Bangladeshi migrant workers, especially in the construction and domestic service
sectors in the Gulf, are often deceived by recruiters about their contracts and
charged excessive fees that leave them deeply in debt and vulnerable to abuse
abroad, including passport confiscation, unpaid wages, hazardous work, and
forced labor. Migrants rarely receive effective assistance from their embassies.

War Crimes Tribunal
Trials against those accused of genocide, crimes against humanity, and war
crimes committed during the country’s 1971 war of independence continued in
spite of serious ongoing concerns about deep flaws in the trials. The prosecution
in the trials urged the law minister to amend the tribunal’s statute to allow it to
prosecute the entire Jamaat-e-Islaami party, which had opposed the movement
for secession from Pakistan, and the issue is still pending before the judges.
In November, the appellate division of the Supreme Court confirmed the death
penalty in the war crimes case against Muhamed Kamaruzzaman, despite serious
fair trial concerns.

Child marriage in Bangladesh remains extremely prevalent.

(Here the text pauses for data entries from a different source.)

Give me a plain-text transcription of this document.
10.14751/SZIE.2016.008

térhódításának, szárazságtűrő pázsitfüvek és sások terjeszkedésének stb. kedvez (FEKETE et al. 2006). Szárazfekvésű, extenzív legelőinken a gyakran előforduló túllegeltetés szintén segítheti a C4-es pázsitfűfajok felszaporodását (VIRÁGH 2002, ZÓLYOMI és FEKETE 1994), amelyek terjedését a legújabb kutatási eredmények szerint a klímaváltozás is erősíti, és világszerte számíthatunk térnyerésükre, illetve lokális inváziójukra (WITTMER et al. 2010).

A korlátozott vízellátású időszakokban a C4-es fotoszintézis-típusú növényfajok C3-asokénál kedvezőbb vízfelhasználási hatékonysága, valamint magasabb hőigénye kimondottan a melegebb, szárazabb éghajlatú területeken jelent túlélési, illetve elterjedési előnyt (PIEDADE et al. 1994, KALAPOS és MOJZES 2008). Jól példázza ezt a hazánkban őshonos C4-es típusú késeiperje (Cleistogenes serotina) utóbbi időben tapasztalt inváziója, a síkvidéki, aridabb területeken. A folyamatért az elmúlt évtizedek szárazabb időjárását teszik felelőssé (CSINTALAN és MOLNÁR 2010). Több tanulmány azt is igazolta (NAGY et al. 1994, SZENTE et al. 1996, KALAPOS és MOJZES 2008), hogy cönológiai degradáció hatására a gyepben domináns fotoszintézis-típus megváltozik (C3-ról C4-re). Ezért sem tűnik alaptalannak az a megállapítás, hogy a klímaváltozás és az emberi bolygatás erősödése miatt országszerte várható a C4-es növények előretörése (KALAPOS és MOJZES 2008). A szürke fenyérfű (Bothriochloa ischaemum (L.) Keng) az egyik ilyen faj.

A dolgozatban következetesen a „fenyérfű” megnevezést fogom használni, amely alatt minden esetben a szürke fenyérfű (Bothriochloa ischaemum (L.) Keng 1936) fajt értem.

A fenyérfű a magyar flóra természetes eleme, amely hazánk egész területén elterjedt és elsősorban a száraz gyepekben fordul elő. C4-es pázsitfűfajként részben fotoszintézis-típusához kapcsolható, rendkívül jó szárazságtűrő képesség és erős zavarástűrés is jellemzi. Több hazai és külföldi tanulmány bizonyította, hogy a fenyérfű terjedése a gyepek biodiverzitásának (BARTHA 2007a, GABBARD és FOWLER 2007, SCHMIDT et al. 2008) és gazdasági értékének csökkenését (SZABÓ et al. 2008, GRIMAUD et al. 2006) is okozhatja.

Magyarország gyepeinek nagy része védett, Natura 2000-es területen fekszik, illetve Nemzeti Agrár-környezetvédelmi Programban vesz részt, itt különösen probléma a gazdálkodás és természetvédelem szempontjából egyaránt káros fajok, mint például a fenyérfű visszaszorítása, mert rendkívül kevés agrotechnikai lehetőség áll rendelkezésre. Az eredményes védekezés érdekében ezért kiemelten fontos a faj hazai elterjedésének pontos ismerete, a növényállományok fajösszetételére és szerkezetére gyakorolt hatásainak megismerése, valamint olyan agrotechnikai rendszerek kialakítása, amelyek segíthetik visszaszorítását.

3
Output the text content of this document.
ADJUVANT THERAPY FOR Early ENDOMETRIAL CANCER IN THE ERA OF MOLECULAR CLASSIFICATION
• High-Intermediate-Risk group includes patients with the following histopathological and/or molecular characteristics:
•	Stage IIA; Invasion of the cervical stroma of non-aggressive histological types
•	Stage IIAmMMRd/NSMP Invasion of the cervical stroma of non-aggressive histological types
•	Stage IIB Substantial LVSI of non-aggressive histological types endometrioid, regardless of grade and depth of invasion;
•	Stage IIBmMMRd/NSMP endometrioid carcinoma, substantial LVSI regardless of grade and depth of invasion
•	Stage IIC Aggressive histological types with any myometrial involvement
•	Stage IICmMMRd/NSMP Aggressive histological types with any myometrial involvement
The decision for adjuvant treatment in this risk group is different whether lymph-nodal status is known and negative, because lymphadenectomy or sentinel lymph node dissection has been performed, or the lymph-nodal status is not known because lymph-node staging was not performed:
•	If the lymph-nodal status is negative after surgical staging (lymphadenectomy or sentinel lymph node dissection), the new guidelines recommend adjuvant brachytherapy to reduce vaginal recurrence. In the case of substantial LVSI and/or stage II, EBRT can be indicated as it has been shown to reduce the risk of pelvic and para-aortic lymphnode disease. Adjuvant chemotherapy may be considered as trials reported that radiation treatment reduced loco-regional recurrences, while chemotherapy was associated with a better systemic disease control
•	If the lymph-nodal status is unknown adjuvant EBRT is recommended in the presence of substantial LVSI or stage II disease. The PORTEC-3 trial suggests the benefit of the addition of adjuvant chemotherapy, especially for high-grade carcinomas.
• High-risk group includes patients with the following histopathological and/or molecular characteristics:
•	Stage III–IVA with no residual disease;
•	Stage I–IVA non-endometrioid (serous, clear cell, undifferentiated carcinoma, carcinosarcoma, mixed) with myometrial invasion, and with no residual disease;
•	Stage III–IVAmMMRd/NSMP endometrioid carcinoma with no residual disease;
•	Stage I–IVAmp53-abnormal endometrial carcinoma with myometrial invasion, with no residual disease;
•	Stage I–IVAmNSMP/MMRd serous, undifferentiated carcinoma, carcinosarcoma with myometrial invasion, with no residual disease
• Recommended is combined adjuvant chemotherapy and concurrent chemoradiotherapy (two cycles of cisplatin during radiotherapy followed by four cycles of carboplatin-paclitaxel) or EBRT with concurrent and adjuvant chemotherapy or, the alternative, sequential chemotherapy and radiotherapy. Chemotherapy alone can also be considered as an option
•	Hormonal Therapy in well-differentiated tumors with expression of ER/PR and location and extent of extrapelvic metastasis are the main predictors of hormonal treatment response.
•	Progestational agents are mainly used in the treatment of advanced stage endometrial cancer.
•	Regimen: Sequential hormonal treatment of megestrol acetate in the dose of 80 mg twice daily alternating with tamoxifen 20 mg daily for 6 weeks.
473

In July 2014, Prime
Minister Sheik Hasina pledged at the London Girl Summit to reform the law on
child marriage, end child marriage under age 15 by 2021, and end child marriage
completely by 2041. However, proposals from her cabinet in October to lower the
age of marriage for girls from 18 to 16 undermined her call.
Bangladesh’s personal status laws governing marriage, separation, and divorce
overtly discriminate against women, and the government showed no sign of willingness
to undertake a comprehensive review to ensure equality and protection
for women and girls.

Children’s Rights
Several children were injured during election violence due to indiscriminate
petrol bombings and other attacks by opposition supporters. In some cases, opposition
groups also recruited children to carry out the attacks. Although members
of opposition parties were arrested and charged with violence, the
government continued to fail to take action against them for deliberately putting
children in harm’s way as part of their campaign of protests.

Death Penalty
Bangladesh continues to implement the death penalty. Abdul Qader Mollah, a
leader of the Jamaat-e-Islami party, was hanged in December 2013 after a final
verdict found him guilty of war crimes and crimes against humanity during the
1971 war for independence.

Key International Actors
Several countries condemned the attacks surrounding the polls, which were the
most violent since the country’s independence. The international community attempted
to facilitate a negotiated settlement to prevent the one-sided national
elections in January. However, countries including the United States and India,
that have some influence in Bangladesh, were unable to press for an agreement.
Efforts by the UN to mediate also failed.
Several countries including the US and United Kingdom expressed concern
about violations by security forces. However, they failed to call for the RAB to be
disbanded. The US continued to engage with the RAB on establishing internal
discipline mechanisms.
There was intense international scrutiny on international brands sourcing from
Bangladesh after the collapse of Rana Plaza.
Both the US and the European Union, Bangladesh’s two largest overseas markets
for garments, called on the government and garments industry to implement
global labor standards. The US continued to suspend Bangladesh’s trade
benefits under the Generalized System of Preferences (GSP). In July 2013, the EU
warned that Bangladesh might lose its duty-free and quota-free access if it did
not improve its record on labor rights and workplace safety, but did not take any
further steps.
The United Nations High Commissioner for Refugees (UNHCR) and other humanitarian
organizations working with the Rohingya refugees at the Burmese border
continued to face pressure from the government and limited access to the camps.